3. Results and Discussion

3.1. Screening and Confirmatory Results

A microbial screening method was used for the determination of antibiotic residues in 15,484 raw pork meat samples. A total of 1766 samples suspected positive samples were analyzed by means of a tandem LC-MS/MS confirmatory method which was presented in detail in our previously published work [47]. From this research, 13 veterinary antibiotic residues including one aminoglycoside, one fluoroquinolone, one lincosamide, one macrolide, one β-lactam, three sulfonamides, one dehydroreductase inhibitor, and four tetracyclines were detected in 596 positive samples. In 74.6% of the positive samples (445 samples), all the 45 tested antibiotic residues were below MRLs. In 25.3% of the positive samples (151 samples), nine antibiotics were detected at concentration levels above the MRLs.

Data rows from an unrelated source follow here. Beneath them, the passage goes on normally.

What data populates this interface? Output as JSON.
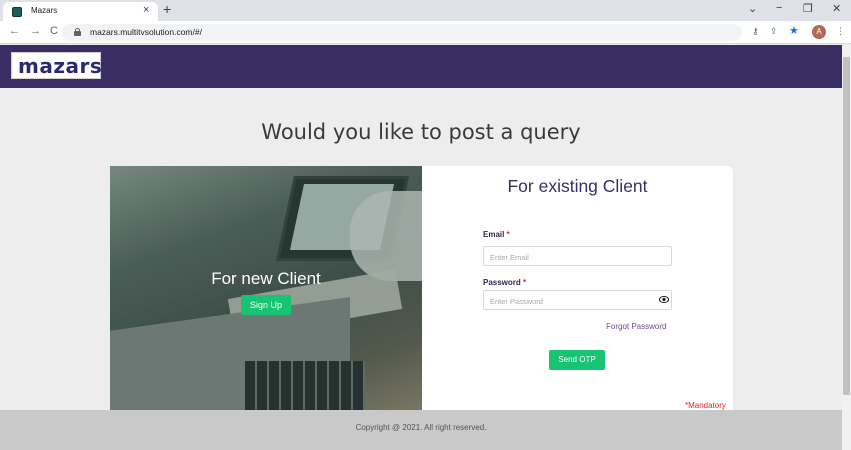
{
  "browser": {
    "tab_title": "Mazars",
    "tab_close": "×",
    "new_tab": "+",
    "url": "mazars.multitvsolution.com/#/",
    "controls": {
      "dropdown": "⌄",
      "minimize": "−",
      "restore": "❐",
      "close": "✕"
    },
    "nav": {
      "back": "←",
      "forward": "→",
      "reload": "C"
    },
    "icons": {
      "key": "⚷",
      "share": "⇪",
      "star": "★",
      "menu": "⋮"
    },
    "avatar_initial": "A"
  },
  "header": {
    "logo": "mazars",
    "brand_color": "#3b2e64"
  },
  "main": {
    "headline": "Would you like to post a query",
    "new_client": {
      "title": "For new Client",
      "signup_label": "Sign Up"
    },
    "existing_client": {
      "title": "For existing Client",
      "email_label": "Email",
      "email_placeholder": "Enter Email",
      "password_label": "Password",
      "password_placeholder": "Enter Password",
      "required_mark": "*",
      "forgot_password": "Forgot Password",
      "send_otp": "Send OTP",
      "mandatory_note": "*Mandatory"
    }
  },
  "footer": {
    "copyright": "Copyright @ 2021. All right reserved."
  },
  "colors": {
    "accent_green": "#18c372",
    "required_red": "#e32222"
  }
}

3.2. Daily Consumption of Raw Pork Meat for Children and Adolescent

The total Daily Consumption (DC_T) of raw pork meat per person per family, was computed according to the following equation:

$${\mathrm{DC}}_{\mathrm{T}}=\left(\frac{\frac{\left(\left(\mathrm{annual} \mathrm{family} \mathrm{expenses} \mathrm{for} \mathrm{pork} \mathrm{meat})/(\mathrm{retail} \mathrm{selling} \mathrm{price} \right)\right)\times 1000}{365}}{\mathrm{average} \mathrm{number} \mathrm{ofpersons} \mathrm{per} \mathrm{family}}\right)$$

(1)

The annual family expenses for pork meat was estimated based on the statistical data of a survey conducted in 2017 by the Statistical Service of Cyprus [49]. Based on this data, the retail selling price for pork meat was €4.8/kg, and the average number of persons per family was 2.73 ± 0.04. Based on the above, the total daily consumption (DC_T) of raw pork meat per person per family was estimated at 58.13 g of pork meat per person per day.

3.3. Dietary Exposure Assessment of Veterinary Antibiotics in Children and Adolescents

The current dietary exposure assessment was based on the results about the occurrence of 45 residual antibiotics in pork meat samples in Cyprus between 2012 and 2017 [47]. The lower-bound (LB) approach was used for the left censored data of the microbial screening method and the results below the limit of detection (LOD) were replaced by zero [50]. All the pork meat samples with antibiotics at concentrations above the established maximum residue limits (MRLs) were excluded from the exposure assessment since this pork meat is banned from the Cyprus market. In particular, the Veterinary Services of the Ministry of Agriculture, Rural Development, and Environment in Cyprus have the legal power to take appropriate measures in cases of detected residues violations, restriction or prohibition of the placing on the market; monitoring, recall, withdrawal, and/or destruction. A national program for testing of slaughtered pigs under which every animal is tested for the presence of antimicrobial residues. Animals are detained pending a result, if non-compliant, the animals are destroyed and in no case possible does the products reach the Cyprus market. Amoxycillin was therefore excluded from this study since it was detected during 2015 at a concentration range of 73.7–547 μg kg⁻¹ and during 2016 at a concentration of 121 μg kg⁻¹, which are above the established MRL limit in porcine muscle of 50 μg kg⁻¹. All the analytes that were detected only once in a raw pork meat sample were also excluded. Therefore, dihydrostreptomycin and flumequine were detected only once during 2012 and 2013, respectively and they were excluded from this dietary exposure assessment. Sulfamethoxazole was detected during 2012 at a concentration range of 33.2–536 μg kg⁻¹, during 2014 at a concentration range of 1.45–69.8 μg kg⁻¹, and during 2015 at a concentration range of 1.45–51.8 μg kg⁻¹. However, the acceptable daily intake (ADI) for sulfamethoxazole is not defined, and the EDI to ADI ratio was not calculated for this compound.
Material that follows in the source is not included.